AUGUSTA, Maine — Maine experienced a deadly weekend, with six people dying in five separate crashes, according to the Maine Bureau of Highway Safety director, who also stressed the need for wearing seat belts.
“The weekend highway death count of six people killed in five separate crashes on Maine roads is rare,” director Lauren Stewart said in a news release issued Monday. The “most troubling was that five of the six killed were not wearing their seat belts.”
An elderly woman died in a head-on collision in Hampden on Sunday evening, and a Massachusetts man died early Sunday after visiting relatives in The County. Alcohol and speed are considered factors in a Friday night fatal Perham crash, officials say. Speed and alcohol also were cited by police as factors in a single-vehicle crash that killed a Millinocket couple early Saturday morning on the Golden Road in Indian Purchase Township.
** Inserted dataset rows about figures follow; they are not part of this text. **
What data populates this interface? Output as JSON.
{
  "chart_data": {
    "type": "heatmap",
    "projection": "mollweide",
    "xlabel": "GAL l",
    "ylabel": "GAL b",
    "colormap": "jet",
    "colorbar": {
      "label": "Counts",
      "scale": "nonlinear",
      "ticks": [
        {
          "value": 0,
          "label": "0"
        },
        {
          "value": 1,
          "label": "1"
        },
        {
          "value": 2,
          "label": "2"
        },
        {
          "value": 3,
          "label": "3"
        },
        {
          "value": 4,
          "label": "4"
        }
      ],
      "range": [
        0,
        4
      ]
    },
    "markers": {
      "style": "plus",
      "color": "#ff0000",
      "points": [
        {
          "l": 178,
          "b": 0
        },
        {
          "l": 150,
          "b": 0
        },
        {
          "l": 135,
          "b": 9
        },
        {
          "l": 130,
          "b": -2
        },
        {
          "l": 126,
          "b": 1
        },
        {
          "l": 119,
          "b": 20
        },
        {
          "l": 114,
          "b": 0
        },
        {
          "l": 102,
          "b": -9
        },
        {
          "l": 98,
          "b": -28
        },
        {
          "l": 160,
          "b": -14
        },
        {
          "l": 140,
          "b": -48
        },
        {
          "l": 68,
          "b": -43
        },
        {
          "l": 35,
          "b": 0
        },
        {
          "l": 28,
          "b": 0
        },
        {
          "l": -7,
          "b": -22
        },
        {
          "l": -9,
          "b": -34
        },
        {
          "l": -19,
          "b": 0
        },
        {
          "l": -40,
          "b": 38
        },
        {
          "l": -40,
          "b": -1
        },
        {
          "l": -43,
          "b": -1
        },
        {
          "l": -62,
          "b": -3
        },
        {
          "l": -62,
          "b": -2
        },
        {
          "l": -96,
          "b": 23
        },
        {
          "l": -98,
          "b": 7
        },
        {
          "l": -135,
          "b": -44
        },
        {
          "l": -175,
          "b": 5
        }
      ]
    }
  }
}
And a 31-year-old man died Saturday night when he was thrown from his vehicle after it went off the road, struck a ditch and overturned several times.
Police did report that a Litchfield driver who missed a turn and crashed into a tree in West Gardiner on Sunday morning was likely saved by his seat belt.
The use of “seat belts is the single most effective thing you can do to prevent injury and ejection in a motor vehicle crash,” Stewart stressed in Monday’s release.
The six fatalities over the weekend put the number of Maine highway deaths ahead of last year, with 129 compared to 128 at this time a year ago, Stewart said.
A total of 14 people were killed on Maine roads in October, and the November death count is 11.